Here’s Tuberculosis 101: It’s caused by a bacterium that most often affects the lungs. It’s airborne; coughing, sneezing, and spitting spread it. Latent TB means you’ve been infected by the germ. You’re not ill and you can’t transmit it, but it could (and in about 10 percent of cases, it does) progress to active TB. Active TB means that the health department will get involved in your life. You’ll be isolated at home and someone will keep an eye on you while you’re taking treatment. Literally. “A nurse goes to the house and watches them swallow,” Allingham explains.
A century ago folks called it consumption—the slow, ceaseless grind of fever, coughing, and night sweats. It was the nation’s leading cause of death; at its worst, the city recorded more than 1,000 fatalities a year, and patients filled the sprawling hospital where Dunham Recreation Center now sits. That changed in the 1940s with the advent of antibiotics, and by the 1980s, says Haglund, “it was a disease of the elderly”—dwindling numbers of people infected in an earlier era.
But it’s one tough bug. The arrival of drug-resistant strains, the uptick in homelessness, and the development of a new at-risk population—people with HIV—sent TB cases surging in the ’90s. The U.S. responded aggressively, but many countries couldn’t. Today a third of the world’s population has latent TB, according to the World Health Organization, and foreign-born people account for about 60 percent of U.S. cases.
There are other factors. “Troops [can] come back from Iraq with it,” Allingham says. And medical advances—kidney transplants, chemotherapy, treatments for Crohn’s disease and rheumatoid arthritis—leave people more susceptible.
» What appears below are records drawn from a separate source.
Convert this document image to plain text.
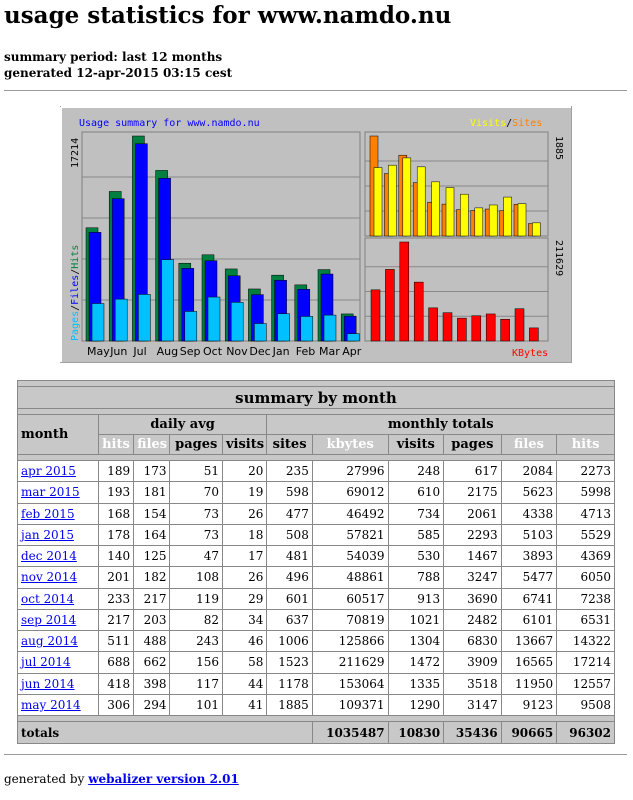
usage statistics for www.namdo.nu
summary period: last 12 months
generated 12-apr-2015 03:15 cest
Usage summary for www.namdo.nu
May Jun Jul Aug Sep Oct Nov Dec Jan Feb Mar Apr
17214
Pages/Files/Hits
1885
Visits/Sites
211629
KBytes

summary by month										

month	daily avg				monthly totals					
	hits	files	pages	visits	sites	kbytes	visits	pages	files	hits

apr 2015	189	173	51	20	235	27996	248	617	2084	2273
mar 2015	193	181	70	19	598	69012	610	2175	5623	5998
feb 2015	168	154	73	26	477	46492	734	2061	4338	4713
jan 2015	178	164	73	18	508	57821	585	2293	5103	5529
dec 2014	140	125	47	17	481	54039	530	1467	3893	4369
nov 2014	201	182	108	26	496	48861	788	3247	5477	6050
oct 2014	233	217	119	29	601	60517	913	3690	6741	7238
sep 2014	217	203	82	34	637	70819	1021	2482	6101	6531
aug 2014	511	488	243	46	1006	125866	1304	6830	13667	14322
jul 2014	688	662	156	58	1523	211629	1472	3909	16565	17214
jun 2014	418	398	117	44	1178	153064	1335	3518	11950	12557
may 2014	306	294	101	41	1885	109371	1290	3147	9123	9508

totals						1035487	10830	35436	90665	96302
generated by webalizer version 2.01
So chances are the county’s TB clinic will not close anytime soon.
Allingham says there are plans for a new sign to mark the clinic—a sign that will only reference Hamilton County Public Health, not TB. Even so, there could be benefits to having the word out there. “Used to be a lot of us had grandparents who [knew] what TB was like,” she says. A gentle reminder can’t hurt.